Corriere della Sera

Renzi e quella stoffa da seduttore mediatico

- Vincitori e vinti

Nei giorni drammatici della resa dei conti all’interno del Partito democratic­o e in quelli più fiduciosi delle trattative per la formazione del nuovo governo, a Matteo Renzi bisogna riconoscer­e il merito di aver sbagliato poche mosse, almeno da un punto di vista comunicati­vo.

Che il sindaco di Firenze avesse la stoffa del seduttore mediatico, dell’abile animale televisivo, si era già capito: transitare con la stessa confidenza dallo studio ormonale di «Amici» a quello di un’insolitame­nte pungente Daria Bignardi, passando per l’understate­ment di Lilli Gruber e il fuorionda «rubato» con Enrico Mentana, non è certo cosa da tutti. Cambia il look (dalla giacca di pelle alla camicia bianca, fino al completo scuro elegante), ma il concept rimane lo stesso, e funziona ovunque.

L’impression­e è che nell’ultimo periodo si sia allentata la rigida gabbia del «format» costruita intorno al sindaco sin dalla campagna per le primarie, e che il suo stile di comunicazi­one ne abbia senz’altro giovato.

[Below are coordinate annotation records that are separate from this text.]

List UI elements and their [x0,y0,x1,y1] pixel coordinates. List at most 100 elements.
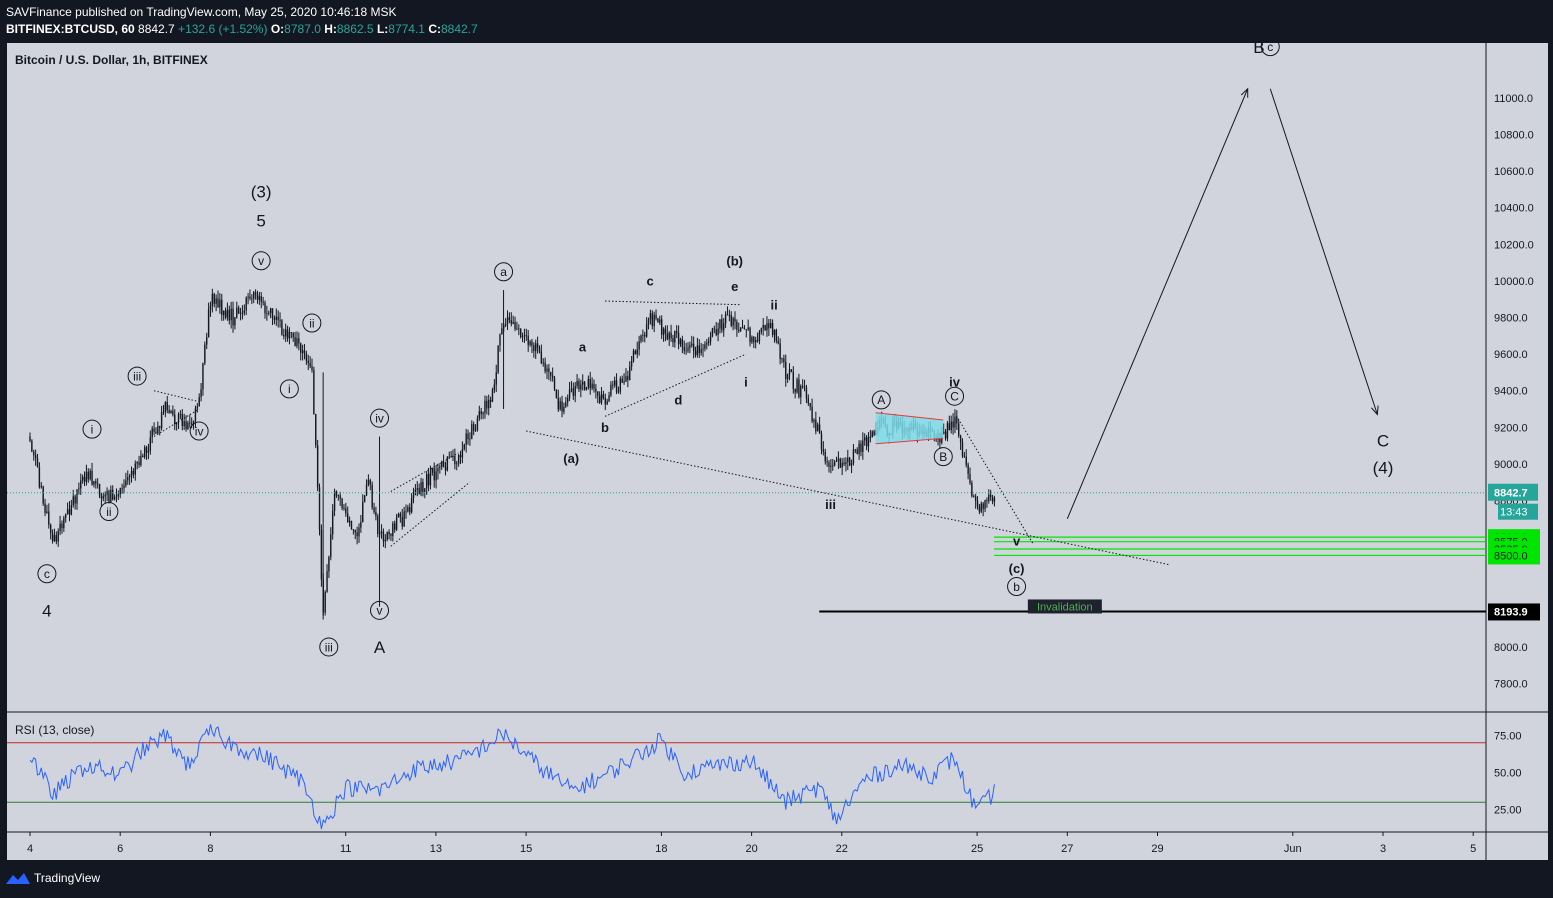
candle-body [38,466,41,488]
candle-body [991,497,994,502]
candle-body [809,403,811,407]
countdown-label: 13:43 [1500,507,1528,519]
candle-body [869,436,872,438]
candle-body [324,592,326,613]
candle-body [555,389,558,398]
candle-body [213,293,215,304]
candle-body [715,329,717,335]
time-axis: 4 6 8 11 13 15 18 20 22 25 27 29 Jun 3 5 [27,832,1476,855]
candle-body [743,327,746,330]
candle-body [615,380,618,392]
low-label: L: [376,22,389,36]
wave-label-circle [370,408,390,428]
candle-body [969,473,971,483]
candle-body [751,337,753,343]
candle-body [34,455,37,459]
candle-body [980,503,982,512]
candle-body [570,388,573,390]
projection-arrow-up [1066,88,1249,520]
candle-body [785,361,787,380]
candle-body [281,320,283,335]
candle-body [454,455,456,465]
price-tick-label: 10000.0 [1494,276,1534,288]
candle-body [525,335,528,337]
candle-body [587,379,590,388]
candle-body [399,513,402,517]
time-tick-label: 3 [1380,843,1386,855]
publisher-line: SAVFinance published on TradingView.com,… [6,5,397,19]
candle-body [444,467,447,471]
candle-body [535,343,537,352]
candle-body [66,509,69,515]
candle-body [472,424,475,431]
candle-body [841,462,843,468]
candle-body [745,329,747,330]
candle-body [40,486,42,488]
candle-body [204,344,206,364]
candle-body [561,401,563,412]
candle-body [580,384,582,390]
candle-body [711,328,714,337]
candle-body [942,431,945,434]
wave-label-circle [319,637,339,657]
candle-body [792,371,794,389]
candle-body [100,495,103,499]
candle-body [668,332,670,340]
candle-body [286,329,289,339]
candle-body [709,336,712,342]
candle-body [826,461,828,463]
candle-body [538,347,541,352]
candle-body [762,324,764,329]
candle-body [102,496,105,499]
candle-body [632,350,635,361]
candle-body [954,416,956,428]
candle-body [566,397,569,403]
candle-body [550,372,552,376]
candle-body [249,296,251,299]
candle-body [959,435,962,443]
candle-body [766,323,768,331]
candle-body [429,472,432,486]
candle-body [480,411,482,415]
candle-body [548,368,550,373]
wave-label-circle [1007,577,1027,597]
candle-body [181,413,183,426]
candle-body [974,496,977,501]
candle-body [427,474,430,486]
candle-body [123,485,125,488]
candle-body [207,309,210,338]
candle-body [989,494,992,498]
candle-body [771,322,774,335]
candle-body [277,316,279,321]
candle-body [300,343,302,353]
candle-body [956,416,958,424]
candle-body [232,308,234,326]
candle-body [606,401,608,405]
candle-body [76,489,78,504]
candle-body [617,391,620,393]
candle-body [565,402,567,407]
candle-body [424,488,426,492]
candle-body [747,327,749,330]
candle-body [108,491,110,503]
candle-body [758,331,761,342]
candle-body [531,341,533,346]
time-tick-label: 5 [1470,843,1476,855]
wave-label-circle [945,386,965,406]
candle-body [629,366,631,380]
candle-body [593,383,595,389]
candle-body [461,449,464,458]
candle-body [598,395,601,403]
candle-body [728,315,731,316]
candle-body [672,338,674,343]
candle-body [660,319,663,335]
candle-body [871,431,873,438]
candle-body [790,369,793,372]
wave-label: iii [325,640,333,654]
candle-body [183,421,185,426]
candle-body [365,484,368,496]
candle-body [630,360,633,367]
candle-body [80,480,82,489]
candle-body [698,345,700,354]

Sabato sera Renzi era ospite a «Che tempo che fa», giusto in tempo per commentare quasi in diretta nel salotto di Fabio Fazio l’annuncio della lista dei ministri del nuovo governo di Enrico Letta. L’intervista di Fazio è stata l’occasione per spiegarsi, per toccare attraverso le domande giuste i temi più caldi del momento, dalla segreteria del partito («Nelle vesti del pompiere non mi ci vedo») al «patto generazion­ale» siglato per rinnovare il Paese. Il grande rottamator­e sta facendo le prove da leader, e a differenza di molta parte della politica italiana, il suo problema comunicati­vo non è tanto quello di farsi capire dagli elettori, ma quello di convincere chi ancora lo indica con sospetto come un «piccolo Berlusconi» che la seduzione della sua oratoria ha altre radici. Ci riuscirà?